Is this approximately what the OP284 looks like?

Let's assume it is, which is just a bunch of BJTs.

V1 = negative terminal input to U1 V2 = positive terminal input to U1.

Output of U1 is: \$ V_{out} = Gain * (V_2- V1) \$

Gain is unity, so it's just: \$(V_2- V1)\$

Let's assume V5 (input source AC signal) goes like this:

At t = 1, Vin (positive terminal of V5) -> V1 is 0.1 V, V2 = 0 V.
t = 2, Vin = 0.2 V, V2 = 0 V
t = 3, Vin = 0.3 V, V2 = 0 V

For these three time instances, what's Vout?

Well, from figure 4, Q2 is closed off pretty much all the time, right? Q1 is slightly on, so Vo1 is about 0.1 V, while Vo2 is the maximum 5 V? (VCC5 rail).

So what about Vout when:

t = 10, Vin = 1 V, V2 = 0 V
t = 11, Vin = 0.9 V, V2 = 0 V.
...
t = 20, Vin = 0 V, V2 = 0 V
t = 21, Vin = -0.1 V, V2 = 0 V

?

Answer 1

Why does differential op-amp require mid point biasing at its input to prevent clipping?

It's not just a differential op-amp circuit, it's any linear op-amp circuit...

So, you are confusing yourself by not recognizing the basic problem. The confusion arises because you have chosen an overcomplicated circuit to learn a very basic thing: -

The above is not a differential op-amp; it's a single-ended input and the op-amp's negative rail is at ground potential. It's an inverting amplifier with a gain of unity; virtually as simple as it gets.

So, when the input signal goes below 0 volts, in order to keep Vin- at the same value as Vin+ (which happens to be 0 volts), the op-amp output rises to a positive value. That positive value enforces Vin- == Vin+. Not a millivolt higher nor a millivolt lower; that's what the op-amp is conditioned to do; it must makes Vin- == Vin+.

It has no other task.

However, if the input signal has a positive value then the op-amp output cannot make its output go below 0 volts and thus it clips. The output is limited to values within its power supply range; some are better and some are worse of course.

However, the output gets clipped and the amplitude isn't unity for some reason, even though gain is set up to be 1.

No, of course it isn't unity; it's clipped; it's shortened; it's reduced.

To understand why, I'd like to know how output of OP284 changes with changing inputs

It's got nothing to do with the op-amp model number; all op-amps will do the same.

---

Back to the basic circuit but with an input capacitor

It's a the same story; the op-amp can't fight against the input signal rising positively above 0 volts but, because we have added a capacitor there's a chance we can shift the output up a few volts and avoid it clipping: -

So now, the op-amp has a fight it can win; it's trying to make Vin- have a DC value of +2.5 volts; the op-amp can pull and push that voltage around by moving its output towards the positive supply rail or by moving towards ground.

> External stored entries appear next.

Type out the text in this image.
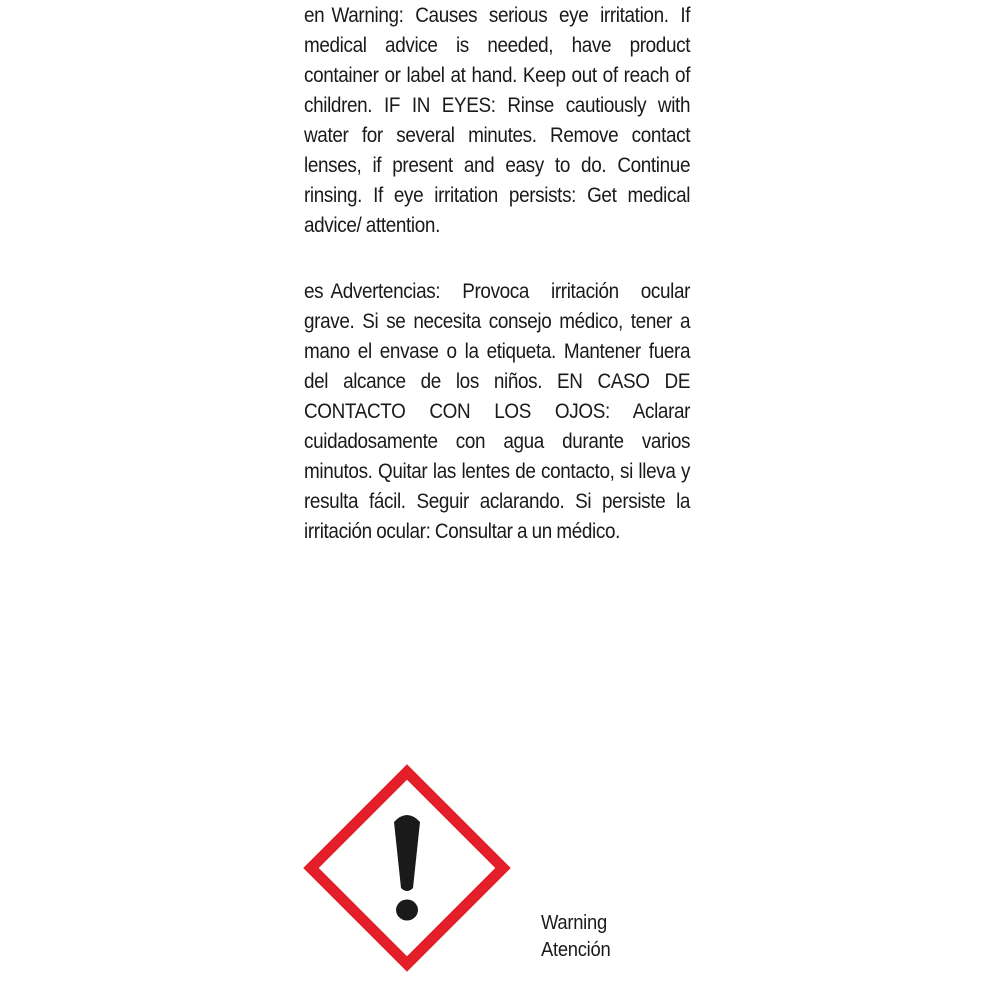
en Warning: Causes serious eye irritation. If medical advice is needed, have product container or label at hand. Keep out of reach of children. IF IN EYES: Rinse cautiously with water for several minutes. Remove contact lenses, if present and easy to do. Continue rinsing. If eye irritation persists: Get medical advice/ attention.
es Advertencias: Provoca irritación ocular grave. Si se necesita consejo médico, tener a mano el envase o la etiqueta. Mantener fuera del alcance de los niños. EN CASO DE CONTACTO CON LOS OJOS: Aclarar cuidadosamente con agua durante varios minutos. Quitar las lentes de contacto, si lleva y resulta fácil. Seguir aclarando. Si persiste la irritación ocular: Consultar a un médico.
Warning
Atención
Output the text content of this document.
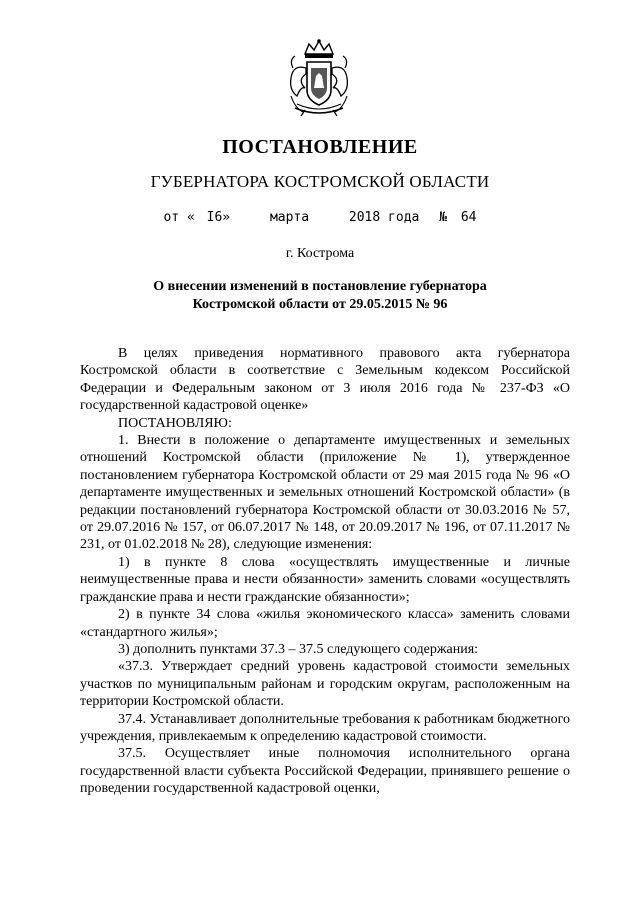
ПОСТАНОВЛЕНИЕ
ГУБЕРНАТОРА КОСТРОМСКОЙ ОБЛАСТИ
от « I6»	марта	2018 года № 64
г. Кострома
О внесении изменений в постановление губернатора
Костромской области от 29.05.2015 № 96

В целях приведения нормативного правового акта губернатора Костромской области в соответствие с Земельным кодексом Российской Федерации и Федеральным законом от 3 июля 2016 года № 237-ФЗ «О государственной кадастровой оценке»

ПОСТАНОВЛЯЮ:

1. Внести в положение о департаменте имущественных и земельных отношений Костромской области (приложение № 1), утвержденное постановлением губернатора Костромской области от 29 мая 2015 года № 96 «О департаменте имущественных и земельных отношений Костромской области» (в редакции постановлений губернатора Костромской области от 30.03.2016 № 57, от 29.07.2016 № 157, от 06.07.2017 № 148, от 20.09.2017 № 196, от 07.11.2017 № 231, от 01.02.2018 № 28), следующие изменения:

1) в пункте 8 слова «осуществлять имущественные и личные неимущественные права и нести обязанности» заменить словами «осуществлять гражданские права и нести гражданские обязанности»;

2) в пункте 34 слова «жилья экономического класса» заменить словами «стандартного жилья»;

3) дополнить пунктами 37.3 – 37.5 следующего содержания:

«37.3. Утверждает средний уровень кадастровой стоимости земельных участков по муниципальным районам и городским округам, расположенным на территории Костромской области.

37.4. Устанавливает дополнительные требования к работникам бюджетного учреждения, привлекаемым к определению кадастровой стоимости.

37.5. Осуществляет иные полномочия исполнительного органа государственной власти субъекта Российской Федерации, принявшего решение о проведении государственной кадастровой оценки,
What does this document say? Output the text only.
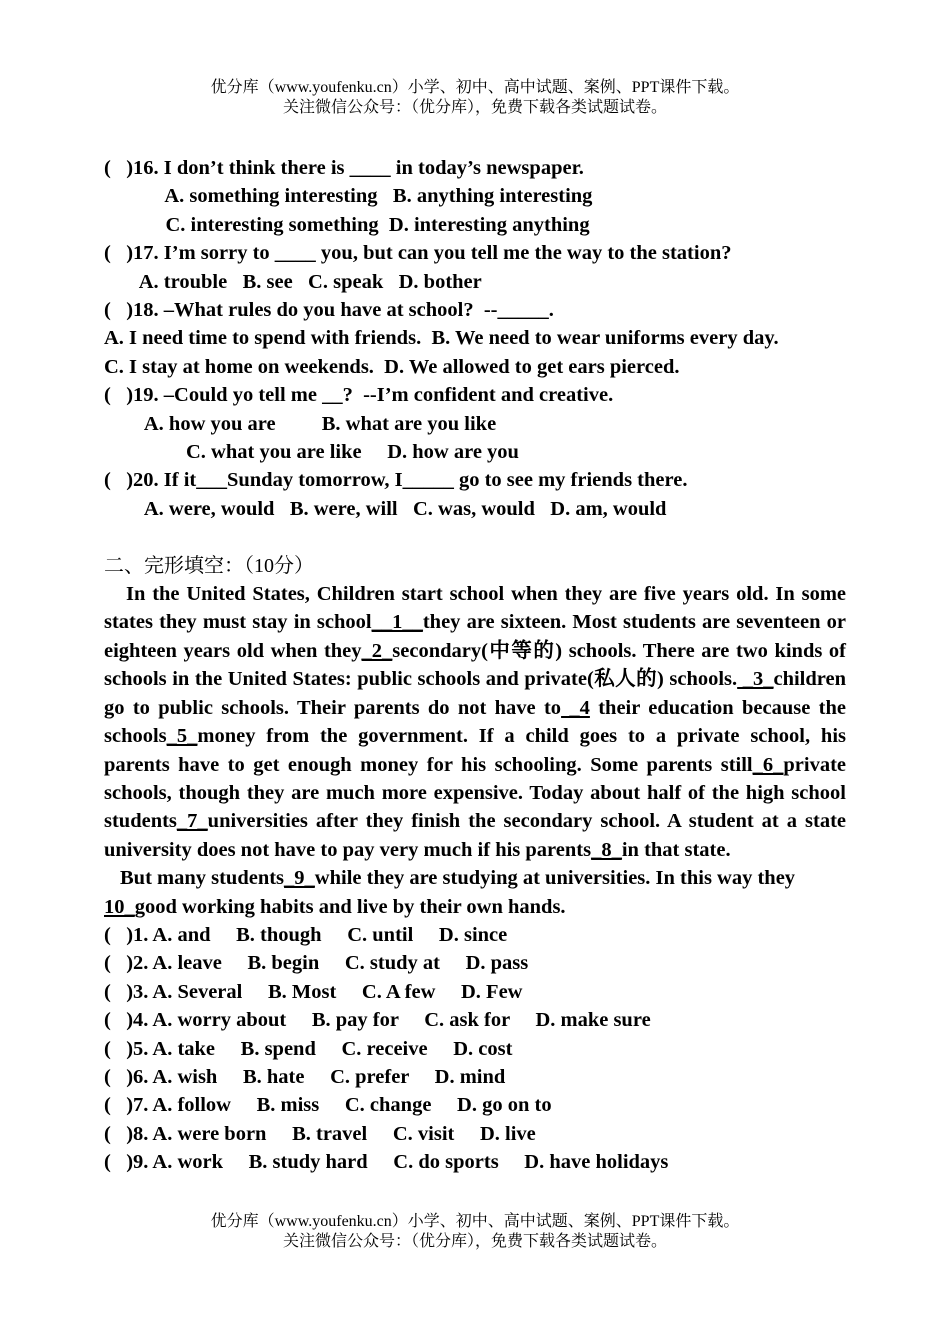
优分库（www.youfenku.cn）小学、初中、高中试题、案例、PPT课件下载。
关注微信公众号：（优分库），免费下载各类试题试卷。

(   )16. I don’t think there is ____ in today’s newspaper.

A. something interesting   B. anything interesting

C. interesting something  D. interesting anything

(   )17. I’m sorry to ____ you, but can you tell me the way to the station?

A. trouble   B. see   C. speak   D. bother

(   )18. –What rules do you have at school?  --_____.

A. I need time to spend with friends.  B. We need to wear uniforms every day.

C. I stay at home on weekends.  D. We allowed to get ears pierced.

(   )19. –Could yo tell me __?  --I’m confident and creative.

A. how you are         B. what are you like

C. what you are like     D. how are you

(   )20. If it___Sunday tomorrow, I_____ go to see my friends there.

A. were, would   B. were, will   C. was, would   D. am, would

二、完形填空：（10分）

In the United States, Children start school when they are five years old. In some states they must stay in school__1__they are sixteen. Most students are seventeen or eighteen years old when they_2_secondary(中等的) schools. There are two kinds of schools in the United States: public schools and private(私人的) schools. _3_children go to public schools. Their parents do not have to _4 their education because the schools_5_money from the government. If a child goes to a private school, his parents have to get enough money for his schooling. Some parents still_6_private schools, though they are much more expensive. Today about half of the high school students_7_universities after they finish the secondary school. A student at a state university does not have to pay very much if his parents_8_in that state.

But many students_9_while they are studying at universities. In this way they
10_good working habits and live by their own hands.

(   )1. A. and     B. though     C. until     D. since

(   )2. A. leave     B. begin     C. study at     D. pass

(   )3. A. Several     B. Most     C. A few     D. Few

(   )4. A. worry about     B. pay for     C. ask for     D. make sure

(   )5. A. take     B. spend     C. receive     D. cost

(   )6. A. wish     B. hate     C. prefer     D. mind

(   )7. A. follow     B. miss     C. change     D. go on to

(   )8. A. were born     B. travel     C. visit     D. live

(   )9. A. work     B. study hard     C. do sports     D. have holidays

优分库（www.youfenku.cn）小学、初中、高中试题、案例、PPT课件下载。
关注微信公众号：（优分库），免费下载各类试题试卷。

It's a symmetrical situation and, unless the input has an amplitude that is close to and beyond the power rails, the op-amp will produce a relatively undistorted output signal.

Answer 2

Is this how approximately OP284 looks like?

No. Your circuit won't work close to the negative rail because the input transistors don't get enough bias voltage, but it can work close to the positive supply rail.

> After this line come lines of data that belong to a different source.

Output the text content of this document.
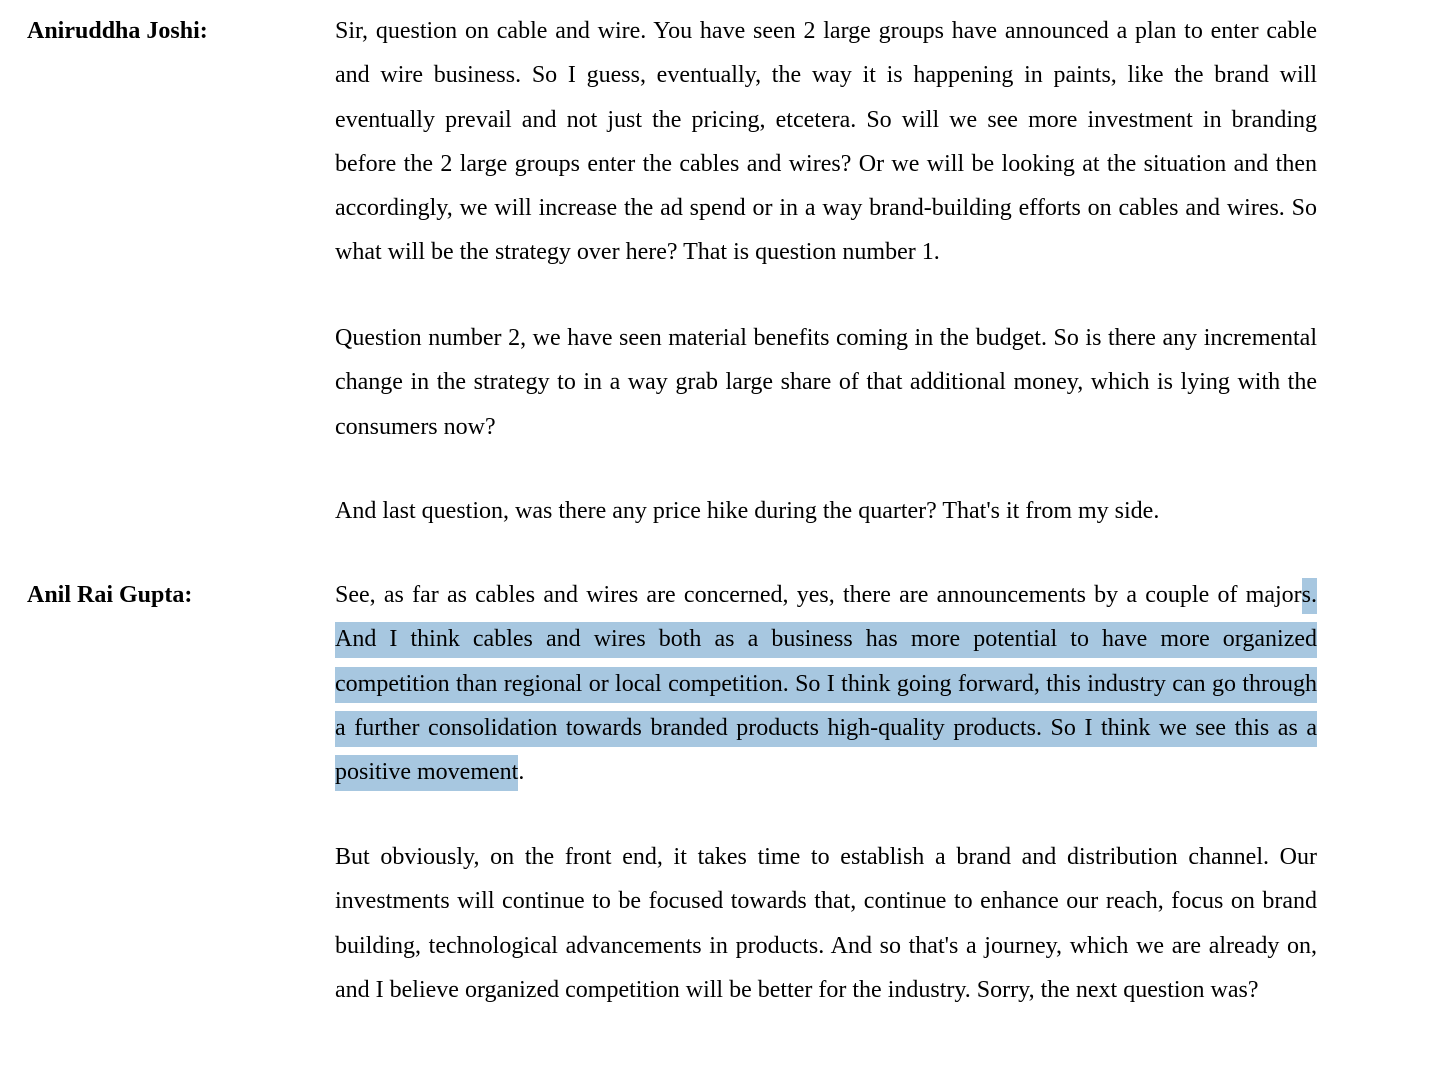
Aniruddha Joshi:	Sir, question on cable and wire. You have seen 2 large groups have announced a plan to enter cable and wire business. So I guess, eventually, the way it is happening in paints, like the brand will eventually prevail and not just the pricing, etcetera. So will we see more investment in branding before the 2 large groups enter the cables and wires? Or we will be looking at the situation and then accordingly, we will increase the ad spend or in a way brand-building efforts on cables and wires. So what will be the strategy over here? That is question number 1.

Question number 2, we have seen material benefits coming in the budget. So is there any incremental change in the strategy to in a way grab large share of that additional money, which is lying with the consumers now?

And last question, was there any price hike during the quarter? That's it from my side.

Anil Rai Gupta:	See, as far as cables and wires are concerned, yes, there are announcements by a couple of majors. And I think cables and wires both as a business has more potential to have more organized competition than regional or local competition. So I think going forward, this industry can go through a further consolidation towards branded products high-quality products. So I think we see this as a positive movement.

But obviously, on the front end, it takes time to establish a brand and distribution channel. Our investments will continue to be focused towards that, continue to enhance our reach, focus on brand building, technological advancements in products. And so that's a journey, which we are already on, and I believe organized competition will be better for the industry. Sorry, the next question was?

The OP284 has rail-to-rail inputs and outputs. To handle signals close to the negative rail it has an inverted form of your circuit wired in parallel, with PNP input transistors. The outputs of the NPN and PNP circuits are then combined in the following stage. Here's the 'simplified' schematic:-

But you don't need to know all this. Just remember that input voltages must stay between Vcc and Vee for correct operation, and the output voltage is constrained between Vcc and Vee.

In your circuit where the non-inverting input is referenced to ground (via R4) an AC input signal goes below ground during negative half cycles. This violates the common mode input voltage range, but even if it didn't the output voltage cannot go below ground so the bottom half of the waveform must be clipped.

There are two obvious solutions to this problem:-

1. Supply a negative voltage to Vee that exceeds the maximum negative voltage swing on +IN. The output will then swing below ground on negative halves of the AC signal.

2. Bias +IN with a positive voltage so when the input goes negative the voltage at +IN is above ground (Vee). Since the DC gain of the op amp is 1 in this circuit, the output will be 'centered' at the bias voltage.